Okay, here's part 2. It hasn't been checked for errors, but i don't have time right now. I'll come back later and fix it if anyone spots anything.

**********

How I Spent My Christmas Vacation: 2/?
by Nan Smith

Previously:

There came the sound of a heavy body hitting the door through which the three persons had just entered, and wood splintered. Tempus seized Lois by the arm and thrust her toward the time machine. "Get in!"

Faced with the muzzle of his weapon jammed into her ribs, Lois obeyed. The familiar whine of the machine's power began.

Clark moved. In an instant, he had reached the rear of the time machine and grasped a piece of protruding metal. Then the temporal field closed around him and he was forced to stay where he was, clutching onto the thing with one hand as the formless haze of the time stream swirled lazily past.

**********

And now, Part 2:

Clark lost track of how long he hung on to the rear of the time machine. He wasn't really sure if time had any meaning in this strange place, but eventually it seemed as if they were slowing down. Then, with a suddenness that left him momentarily disoriented, they burst into reality again, fifty feet in the air, and Clark heard a scream as Tempus hurled Lois free of the craft.

Instinctively, Clark released his hold. Perhaps it was his imagination, or perhaps it was a lingering effect of being so near to the edge of the time field, but his movements seemed painfully slow. Free of the machine at last, he dived after Lois as she hit the water with a massive splash. He barely noticed when the time machine popped into nothingness over his head.

He struck the water in a dive and plunged beneath the surface. The lingering slowness was vanishing. He no longer felt as if he were swimming through glue. He could see Lois in the water some twenty feet away. She had stopped her descent and was kicking her way upward.

She was treading water when he surfaced. She eyed him warily, but he made no attempt to come closer. Well aware that after the events of the last few minutes, she was certainly going to regard him with deep suspicion, he turned his head, taking in their position.

No land in any direction. Tempus had apparently dropped them in some very large body of water. and judging by the salt they were in the ocean, very far from land. The water was moderately warm; they must be either in tropical latitudes or in a warm current of some sort.

A splash brought his attention back to Lois. She was engaged in removing her jogging shoes. As he watched, she tied the laces together and slung the footwear around her neck. She still hadn't taken her eyes off of him.

"Uh ... hi," he said, somewhat lamely.

She didn't answer. He tried again. "Are you all right?"

She glanced around, apparently really taking in their situation for the first time, but her attention returned quickly to him. "Who are you?"

He decided to evade the question for the moment. "I was in the warehouse when those guys brought you in," he said. "I heard you call him Mr. Temple. Do you know who he is?"

"Do you?"

He resisted the urge to shrug. "Sort of. His name isn't Temple. It's Tempus. He's a criminal."

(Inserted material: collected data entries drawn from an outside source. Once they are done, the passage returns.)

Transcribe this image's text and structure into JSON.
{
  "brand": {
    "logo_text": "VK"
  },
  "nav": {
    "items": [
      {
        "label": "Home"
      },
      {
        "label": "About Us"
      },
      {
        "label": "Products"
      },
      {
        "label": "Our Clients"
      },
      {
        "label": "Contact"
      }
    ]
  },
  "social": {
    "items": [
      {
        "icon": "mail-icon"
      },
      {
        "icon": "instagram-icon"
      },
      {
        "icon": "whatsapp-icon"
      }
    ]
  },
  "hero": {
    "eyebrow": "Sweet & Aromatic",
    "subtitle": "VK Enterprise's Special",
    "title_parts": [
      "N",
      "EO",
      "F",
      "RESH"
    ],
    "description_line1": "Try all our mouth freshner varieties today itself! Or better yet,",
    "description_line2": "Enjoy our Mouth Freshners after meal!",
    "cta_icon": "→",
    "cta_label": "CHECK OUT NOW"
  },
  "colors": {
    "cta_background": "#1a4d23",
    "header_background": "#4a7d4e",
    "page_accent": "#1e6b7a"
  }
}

"I figured that part out," she said. "What were you doing there ... and how did we get here?"

"I saw him haul you into that machine of his," Clark said. "I tried to get to you before he started it up, but I'm afraid I didn't quite make it."

She was staring at him. "What were you doing there?"

Clark shrugged. "I was looking for you."

Again the wary look. "Why?"

"I'd had information you were in danger. My name is Clark Kent."

She studied him, still with that wary expression, but seemed to shelve the obvious follow-up questions for the moment. "How did we get here?"

"If I told you, I don't think you'd believe me," he said. "That machine of his is something straight out of Star Trek."

"Try me."

"Later. I think we'd better get out of here." Clark glanced down into the water. If they were indeed in the tropics as he suspected, the shark population in the vicinity could be considerably more concentrated than in more northern climes and he was hearing suspicious noises below, still some way off but growing nearer.

"I'm all for that," she said. "I just don't have any idea *how*. There's no sign of land anywhere."

"I can get us out of here, but you'll have to let me get closer to you. I promise, no funny stuff."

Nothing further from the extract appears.